4. Betrayal by Physical Neglect

Relationships require physical intimacy, not just sexual connection but also the everyday gestures of affection that say, “I see you. I want you.” When touch and closeness fade, the body keeps the score.

Examples include:

  • Withholding affection or touch

  • Withdrawing from sexual intimacy or avoiding mutually satisfying intimacy

  • Showing indifference toward a partner’s physical or sexual needs

  • Slipping into passivity while the relationship deteriorates

5. Betrayal by Financial Misuse

Money isn’t just about spending and balances. It’s about trust in the essential resources you share. When finances are mishandled or hidden, it erodes safety and partnership.

Examples include:

  • Spending selfishly without regard for the couple’s needs

  • Misusing or draining shared accounts

  • Failing to contribute as agreed

  • Hiding debts or secret accounts

6. Betrayal by Secrecy

Secrets are walls built inside a marriage. Even small lies or omissions weaken the foundation of intimacy.

Examples include:

  • Withholding information for selfish reasons

  • Lying outright or omitting information that misleads the listener

  • Sharing private relationship matters with others in hurtful or humiliating ways

7. Betrayal by Dismissal

Betrayal isn’t always loud. It often sounds like a sigh, an eye-roll, or silence. When a partner feels consistently minimized or ignored, the message is clear: you don’t matter.

Examples include:

  • Not listening or showing contempt in daily interactions

  • Failing to keep promises or follow through

  • Prioritizing work, friends, or hobbies above the relationship

  • Publicly belittling, mocking, or refusing to stand up for one’s partner

  • Choosing addictions or escapism over relational safety and presence

8. Betrayal by Abuse

Abuse is betrayal at its most toxic, a complete reversal of the vow to love, protect, and cherish. Instead of being safe in each other’s arms, the relationship itself becomes dangerous.

Examples include:

  • Verbal or emotional degradation and control

  • Physical violence

  • Financial control or exploitation

  • Using a partner’s vulnerabilities as weapons

Marriages Can Die, or Be Reborn

I’m not trying to argue that all forms of betrayal are “just as bad” as having an affair. That’s not true. I know there is something unique, something deeper, about the wounds caused by emotional and sexual infidelity. But even the lesser betrayals can destroy a relationship over time.

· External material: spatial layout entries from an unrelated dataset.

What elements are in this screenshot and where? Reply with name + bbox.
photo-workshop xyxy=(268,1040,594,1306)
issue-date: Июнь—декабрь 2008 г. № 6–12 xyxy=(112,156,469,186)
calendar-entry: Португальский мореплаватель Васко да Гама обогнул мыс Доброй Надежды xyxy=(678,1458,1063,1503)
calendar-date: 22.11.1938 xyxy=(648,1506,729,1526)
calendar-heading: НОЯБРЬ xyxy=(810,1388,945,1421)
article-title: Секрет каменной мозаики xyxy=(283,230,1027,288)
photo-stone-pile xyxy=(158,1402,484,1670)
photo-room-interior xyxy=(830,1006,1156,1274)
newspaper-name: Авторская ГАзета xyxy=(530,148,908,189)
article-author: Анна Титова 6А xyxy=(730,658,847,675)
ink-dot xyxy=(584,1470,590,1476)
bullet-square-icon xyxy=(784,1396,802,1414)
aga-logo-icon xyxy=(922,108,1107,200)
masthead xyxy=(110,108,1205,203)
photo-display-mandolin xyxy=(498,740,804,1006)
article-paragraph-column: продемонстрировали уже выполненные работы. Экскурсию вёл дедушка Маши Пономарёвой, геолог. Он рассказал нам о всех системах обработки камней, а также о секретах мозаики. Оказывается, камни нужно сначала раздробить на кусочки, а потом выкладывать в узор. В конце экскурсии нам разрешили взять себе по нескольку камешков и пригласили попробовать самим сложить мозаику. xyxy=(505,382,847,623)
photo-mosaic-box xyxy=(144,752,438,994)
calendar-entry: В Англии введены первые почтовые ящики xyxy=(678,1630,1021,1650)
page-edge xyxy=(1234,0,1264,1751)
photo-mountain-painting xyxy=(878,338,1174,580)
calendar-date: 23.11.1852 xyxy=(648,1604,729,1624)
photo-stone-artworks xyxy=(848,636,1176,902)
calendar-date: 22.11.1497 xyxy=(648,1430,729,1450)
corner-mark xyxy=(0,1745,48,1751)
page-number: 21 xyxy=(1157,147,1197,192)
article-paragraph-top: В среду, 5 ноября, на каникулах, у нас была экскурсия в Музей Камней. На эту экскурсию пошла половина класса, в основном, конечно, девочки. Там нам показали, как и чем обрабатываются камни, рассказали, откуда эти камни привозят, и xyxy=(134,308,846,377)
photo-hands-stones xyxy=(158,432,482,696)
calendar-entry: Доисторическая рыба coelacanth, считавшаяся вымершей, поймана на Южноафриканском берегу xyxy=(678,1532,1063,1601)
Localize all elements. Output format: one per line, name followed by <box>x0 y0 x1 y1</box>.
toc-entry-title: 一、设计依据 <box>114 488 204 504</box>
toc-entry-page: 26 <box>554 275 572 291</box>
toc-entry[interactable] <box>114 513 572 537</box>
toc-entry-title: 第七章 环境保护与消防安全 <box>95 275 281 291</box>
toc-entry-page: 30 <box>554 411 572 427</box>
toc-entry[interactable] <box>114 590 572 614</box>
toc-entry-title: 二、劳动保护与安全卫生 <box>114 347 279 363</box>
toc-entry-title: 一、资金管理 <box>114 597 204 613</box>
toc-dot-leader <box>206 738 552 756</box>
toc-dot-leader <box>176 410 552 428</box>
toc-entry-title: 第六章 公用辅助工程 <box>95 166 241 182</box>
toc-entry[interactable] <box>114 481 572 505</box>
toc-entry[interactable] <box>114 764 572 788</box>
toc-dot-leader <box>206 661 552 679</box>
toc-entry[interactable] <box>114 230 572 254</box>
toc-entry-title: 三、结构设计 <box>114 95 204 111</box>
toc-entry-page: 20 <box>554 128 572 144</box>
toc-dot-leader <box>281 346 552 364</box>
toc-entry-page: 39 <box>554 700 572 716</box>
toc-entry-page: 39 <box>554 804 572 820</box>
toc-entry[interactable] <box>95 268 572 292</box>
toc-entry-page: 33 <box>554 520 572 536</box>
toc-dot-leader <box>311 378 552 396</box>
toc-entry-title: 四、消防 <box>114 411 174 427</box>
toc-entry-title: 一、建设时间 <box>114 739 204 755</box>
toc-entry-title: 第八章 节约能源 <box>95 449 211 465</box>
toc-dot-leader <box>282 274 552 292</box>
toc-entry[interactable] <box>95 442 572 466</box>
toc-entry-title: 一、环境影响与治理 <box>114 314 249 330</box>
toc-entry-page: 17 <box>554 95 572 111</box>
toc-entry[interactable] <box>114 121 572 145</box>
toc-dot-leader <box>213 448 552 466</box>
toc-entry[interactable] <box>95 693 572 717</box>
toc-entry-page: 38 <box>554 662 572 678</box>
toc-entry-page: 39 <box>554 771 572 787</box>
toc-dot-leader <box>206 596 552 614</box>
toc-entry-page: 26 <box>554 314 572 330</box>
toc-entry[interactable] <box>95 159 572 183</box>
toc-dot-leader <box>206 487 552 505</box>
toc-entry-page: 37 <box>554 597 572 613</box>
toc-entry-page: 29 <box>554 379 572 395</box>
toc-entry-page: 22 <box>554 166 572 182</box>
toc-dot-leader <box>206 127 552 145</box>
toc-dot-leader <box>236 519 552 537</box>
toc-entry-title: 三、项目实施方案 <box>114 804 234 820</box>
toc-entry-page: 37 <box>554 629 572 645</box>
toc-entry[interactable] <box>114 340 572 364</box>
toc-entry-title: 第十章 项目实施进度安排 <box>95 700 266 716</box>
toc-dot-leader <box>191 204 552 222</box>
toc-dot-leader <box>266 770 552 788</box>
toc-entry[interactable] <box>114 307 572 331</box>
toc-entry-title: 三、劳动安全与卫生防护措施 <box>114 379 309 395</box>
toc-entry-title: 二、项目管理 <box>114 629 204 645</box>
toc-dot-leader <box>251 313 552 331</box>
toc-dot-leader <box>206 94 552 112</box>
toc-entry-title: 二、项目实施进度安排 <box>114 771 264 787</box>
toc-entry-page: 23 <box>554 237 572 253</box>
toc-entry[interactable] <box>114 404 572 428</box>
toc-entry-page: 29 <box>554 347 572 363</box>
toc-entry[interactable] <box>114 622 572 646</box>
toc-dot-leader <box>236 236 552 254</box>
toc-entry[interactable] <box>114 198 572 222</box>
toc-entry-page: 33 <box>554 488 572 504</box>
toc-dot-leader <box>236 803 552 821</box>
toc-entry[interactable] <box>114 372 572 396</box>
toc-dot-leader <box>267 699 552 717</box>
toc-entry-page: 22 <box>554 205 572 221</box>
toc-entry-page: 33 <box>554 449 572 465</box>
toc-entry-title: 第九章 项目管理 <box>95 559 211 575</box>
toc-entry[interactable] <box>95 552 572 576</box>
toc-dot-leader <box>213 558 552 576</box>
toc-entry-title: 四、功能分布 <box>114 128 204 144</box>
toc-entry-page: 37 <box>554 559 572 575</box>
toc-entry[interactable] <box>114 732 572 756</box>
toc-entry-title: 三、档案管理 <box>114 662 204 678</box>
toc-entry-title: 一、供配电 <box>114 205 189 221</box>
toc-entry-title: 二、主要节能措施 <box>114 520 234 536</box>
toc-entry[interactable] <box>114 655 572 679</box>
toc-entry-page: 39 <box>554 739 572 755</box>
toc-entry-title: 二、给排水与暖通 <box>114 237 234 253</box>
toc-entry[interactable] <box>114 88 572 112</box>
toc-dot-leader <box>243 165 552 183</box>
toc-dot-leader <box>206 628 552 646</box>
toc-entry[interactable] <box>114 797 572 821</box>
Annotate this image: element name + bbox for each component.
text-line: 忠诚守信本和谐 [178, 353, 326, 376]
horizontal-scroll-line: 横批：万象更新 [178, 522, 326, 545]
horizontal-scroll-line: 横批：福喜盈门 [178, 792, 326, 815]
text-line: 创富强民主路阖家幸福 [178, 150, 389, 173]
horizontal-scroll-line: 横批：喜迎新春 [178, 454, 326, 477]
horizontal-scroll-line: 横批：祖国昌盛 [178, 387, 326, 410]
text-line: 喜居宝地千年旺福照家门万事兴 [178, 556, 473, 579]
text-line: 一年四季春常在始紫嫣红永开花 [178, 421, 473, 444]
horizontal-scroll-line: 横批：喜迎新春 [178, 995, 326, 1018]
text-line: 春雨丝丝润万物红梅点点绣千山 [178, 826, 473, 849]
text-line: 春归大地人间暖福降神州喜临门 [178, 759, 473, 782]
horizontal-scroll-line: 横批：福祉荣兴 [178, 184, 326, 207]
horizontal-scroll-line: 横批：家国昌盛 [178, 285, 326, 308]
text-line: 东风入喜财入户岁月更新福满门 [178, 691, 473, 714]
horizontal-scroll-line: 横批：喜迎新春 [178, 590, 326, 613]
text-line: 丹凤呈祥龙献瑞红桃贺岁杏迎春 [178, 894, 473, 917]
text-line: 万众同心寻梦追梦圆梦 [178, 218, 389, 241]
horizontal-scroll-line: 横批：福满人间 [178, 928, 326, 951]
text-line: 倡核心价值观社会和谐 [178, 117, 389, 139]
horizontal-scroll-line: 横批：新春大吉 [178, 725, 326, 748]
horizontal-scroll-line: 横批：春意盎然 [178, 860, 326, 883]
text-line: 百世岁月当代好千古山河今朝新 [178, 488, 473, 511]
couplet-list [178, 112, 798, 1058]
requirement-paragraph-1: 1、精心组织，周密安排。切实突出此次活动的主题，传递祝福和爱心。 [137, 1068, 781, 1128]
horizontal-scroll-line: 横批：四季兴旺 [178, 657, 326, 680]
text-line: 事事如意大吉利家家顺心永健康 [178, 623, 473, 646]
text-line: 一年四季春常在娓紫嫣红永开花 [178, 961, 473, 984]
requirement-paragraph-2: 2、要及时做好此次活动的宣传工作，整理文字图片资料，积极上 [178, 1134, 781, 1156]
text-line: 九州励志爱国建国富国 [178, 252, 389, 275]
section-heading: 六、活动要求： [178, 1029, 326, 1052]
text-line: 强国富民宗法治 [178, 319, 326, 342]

A marriage doesn’t usually end because of a single broken promise; it ends because broken promises pile up. Sometimes they come in the form of affairs, but sometimes they arrive in smaller, quieter ways—through neglect, dismissal, secrecy, or misuse of trust. Betrayal isn’t only about the damage that happens outside a relationship, but also what withers inside it.

The hopeful news is this: because betrayal takes many forms, so does healing. Repair begins not just by preventing the “big” betrayals, but by practicing the daily commitments (listening, touching, telling the truth, protecting each other) that keep trust alive.

As Brené Brown once wrote, “Trust is earned in the smallest of moments.” In the same way, love is kept alive in a thousand small acts of faithfulness.